Le Fiva verse aux débats les licences de M. [J] et de sa fille dont il ressort que l’assuré est technicien inspection visuelle depuis 2014 avec un recyclage en décembre 2021, qu’il a obtenu cinq brevets différents en 2014, que Mme [J] a également obtenu plusieurs brevets.
L’ensemble de ces éléments corrobore l’existence, avant la maladie, d’une pratique régulière de l’activité de bricolage, de la course à pied ainsi que de la plongée à un niveau important avec limitation, depuis 2021, de l’implication de la victime au sein du club de plongée à une activité d’inspection.
Ainsi, au regard de l’âge de la victime au moment de la consolidation et de son impossibilité de poursuivre ses activités sportives et de loisirs du fait de sa maladie, le préjudice d’agrément doit être évalué à la somme de 10 000 euros.

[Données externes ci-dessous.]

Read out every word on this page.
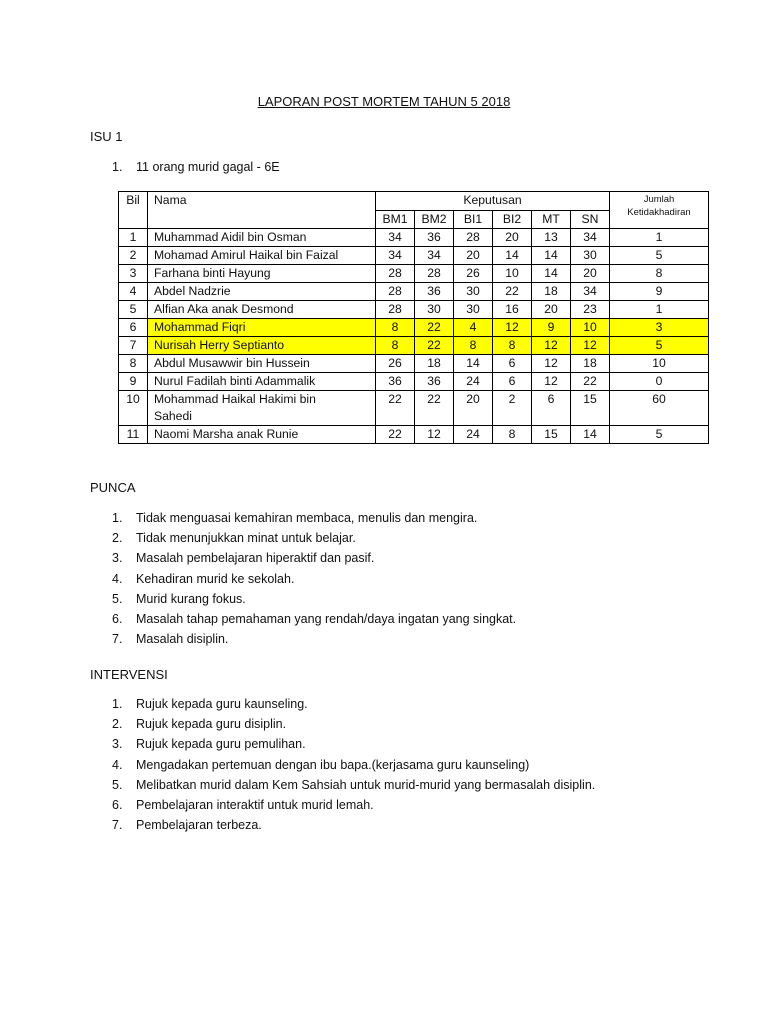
LAPORAN POST MORTEM TAHUN 5 2018
ISU 1
1. 11 orang murid gagal - 6E
Bil	Nama	Keputusan						Jumlah
Ketidakhadiran

		BM1	BM2	BI1	BI2	MT	SN	
1	Muhammad Aidil bin Osman	34	36	28	20	13	34	1
2	Mohamad Amirul Haikal bin Faizal	34	34	20	14	14	30	5
3	Farhana binti Hayung	28	28	26	10	14	20	8
4	Abdel Nadzrie	28	36	30	22	18	34	9
5	Alfian Aka anak Desmond	28	30	30	16	20	23	1
6	Mohammad Fiqri	8	22	4	12	9	10	3
7	Nurisah Herry Septianto	8	22	8	8	12	12	5
8	Abdul Musawwir bin Hussein	26	18	14	6	12	18	10
9	Nurul Fadilah binti Adammalik	36	36	24	6	12	22	0
10	Mohammad Haikal Hakimi bin
Sahedi	22	22	20	2	6	15	60
11	Naomi Marsha anak Runie	22	12	24	8	15	14	5
PUNCA
1. Tidak menguasai kemahiran membaca, menulis dan mengira.
2. Tidak menunjukkan minat untuk belajar.
3. Masalah pembelajaran hiperaktif dan pasif.
4. Kehadiran murid ke sekolah.
5. Murid kurang fokus.
6. Masalah tahap pemahaman yang rendah/daya ingatan yang singkat.
7. Masalah disiplin.
INTERVENSI
1. Rujuk kepada guru kaunseling.
2. Rujuk kepada guru disiplin.
3. Rujuk kepada guru pemulihan.
4. Mengadakan pertemuan dengan ibu bapa.(kerjasama guru kaunseling)
5. Melibatkan murid dalam Kem Sahsiah untuk murid-murid yang bermasalah disiplin.
6. Pembelajaran interaktif untuk murid lemah.
7. Pembelajaran terbeza.
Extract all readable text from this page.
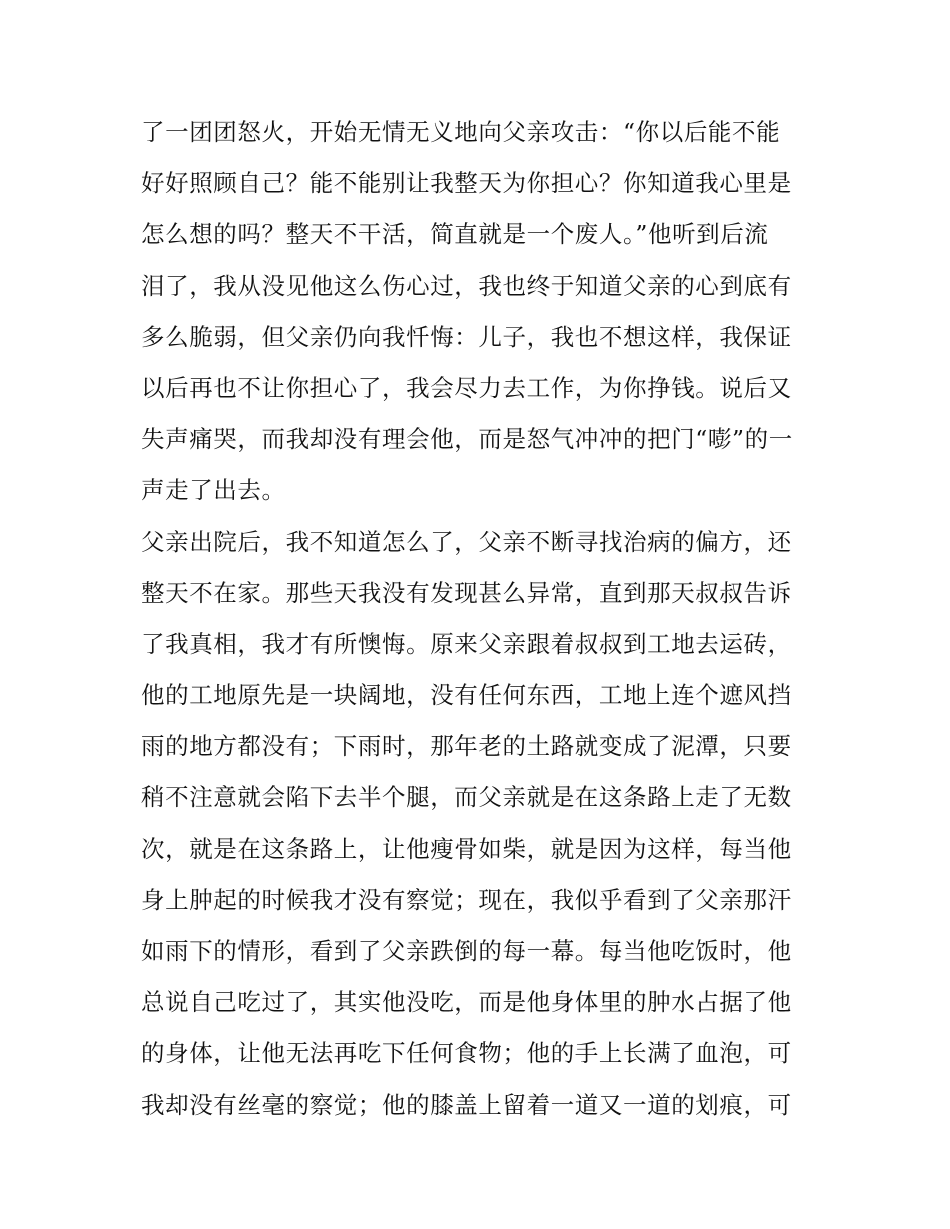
了一团团怒火，开始无情无义地向父亲攻击：“你以后能不能
好好照顾自己？能不能别让我整天为你担心？你知道我心里是
怎么想的吗？整天不干活，简直就是一个废人。”他听到后流
泪了，我从没见他这么伤心过，我也终于知道父亲的心到底有
多么脆弱，但父亲仍向我忏悔：儿子，我也不想这样，我保证
以后再也不让你担心了，我会尽力去工作，为你挣钱。说后又
失声痛哭，而我却没有理会他，而是怒气冲冲的把门“嘭”的一
声走了出去。
父亲出院后，我不知道怎么了，父亲不断寻找治病的偏方，还
整天不在家。那些天我没有发现甚么异常，直到那天叔叔告诉
了我真相，我才有所懊悔。原来父亲跟着叔叔到工地去运砖，
他的工地原先是一块阔地，没有任何东西，工地上连个遮风挡
雨的地方都没有；下雨时，那年老的土路就变成了泥潭，只要
稍不注意就会陷下去半个腿，而父亲就是在这条路上走了无数
次，就是在这条路上，让他瘦骨如柴，就是因为这样，每当他
身上肿起的时候我才没有察觉；现在，我似乎看到了父亲那汗
如雨下的情形，看到了父亲跌倒的每一幕。每当他吃饭时，他
总说自己吃过了，其实他没吃，而是他身体里的肿水占据了他
的身体，让他无法再吃下任何食物；他的手上长满了血泡，可
我却没有丝毫的察觉；他的膝盖上留着一道又一道的划痕，可
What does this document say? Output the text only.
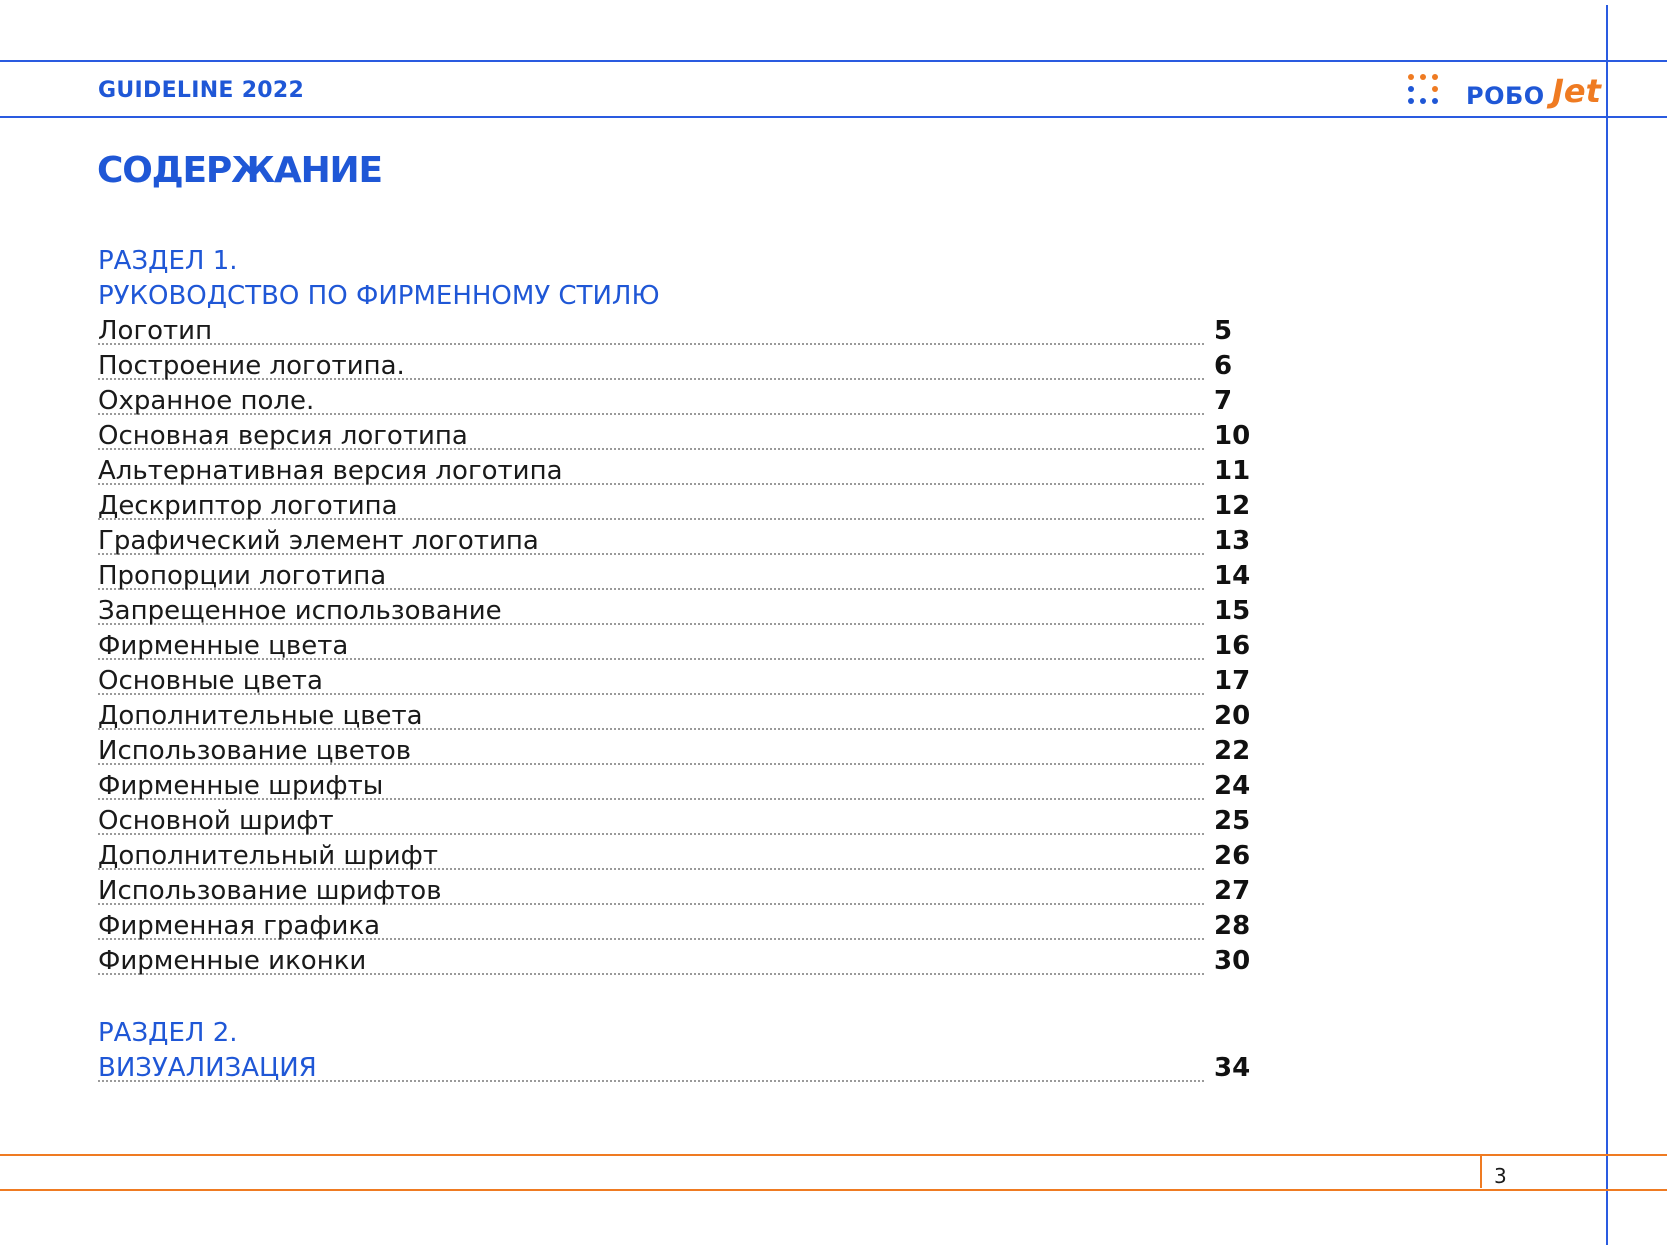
GUIDELINE 2022	РОБО Jet
СОДЕРЖАНИЕ
РАЗДЕЛ 1.
РУКОВОДСТВО ПО ФИРМЕННОМУ СТИЛЮ
Логотип	5
Построение логотипа.	6
Охранное поле.	7
Основная версия логотипа	10
Альтернативная версия логотипа	11
Дескриптор логотипа	12
Графический элемент логотипа	13
Пропорции логотипа	14
Запрещенное использование	15
Фирменные цвета	16
Основные цвета	17
Дополнительные цвета	20
Использование цветов	22
Фирменные шрифты	24
Основной шрифт	25
Дополнительный шрифт	26
Использование шрифтов	27
Фирменная графика	28
Фирменные иконки	30
РАЗДЕЛ 2.
ВИЗУАЛИЗАЦИЯ	34
3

5/ Sur les frais du procès
La société qui perd le procès est condamnée aux dépens et à payer au [6] la somme complémentaire de 2 000 euros ainsi que la somme complémentaire de 2 500 euros à M. [J] au titre de l’article 700 du code de procédure civile.
PAR CES MOTIFS
La cour, statuant publiquement, par décision contradictoire et en dernier ressort :
Confirme le jugement du tribunal judiciaire de Rouen du 4 avril 2024 sauf en ce qu’il a fixé l’indemnisation du préjudice d’agrément à la somme de 2 500 euros ;
Y ajoutant :
Fixe l’indemnisation du préjudice d’agrément de M. [P] [J] à la somme de 10 000 euros ;
Dit que la caisse primaire d’assurance-maladie de [Localité 1] [Localité 6] [Localité 7] fera l’avance de la somme totale de 114 000 euros au [6], en sa qualité de créancier subrogé dans les droits de M. [J] ;
Condamne la société [2] aux dépens d’appel ;
La condamne à payer au [6] la somme complémentaire de 2 000 euros et à M. [J] la somme complémentaire de 2 500 euros au titre de l’article 700 du code de procédure civile.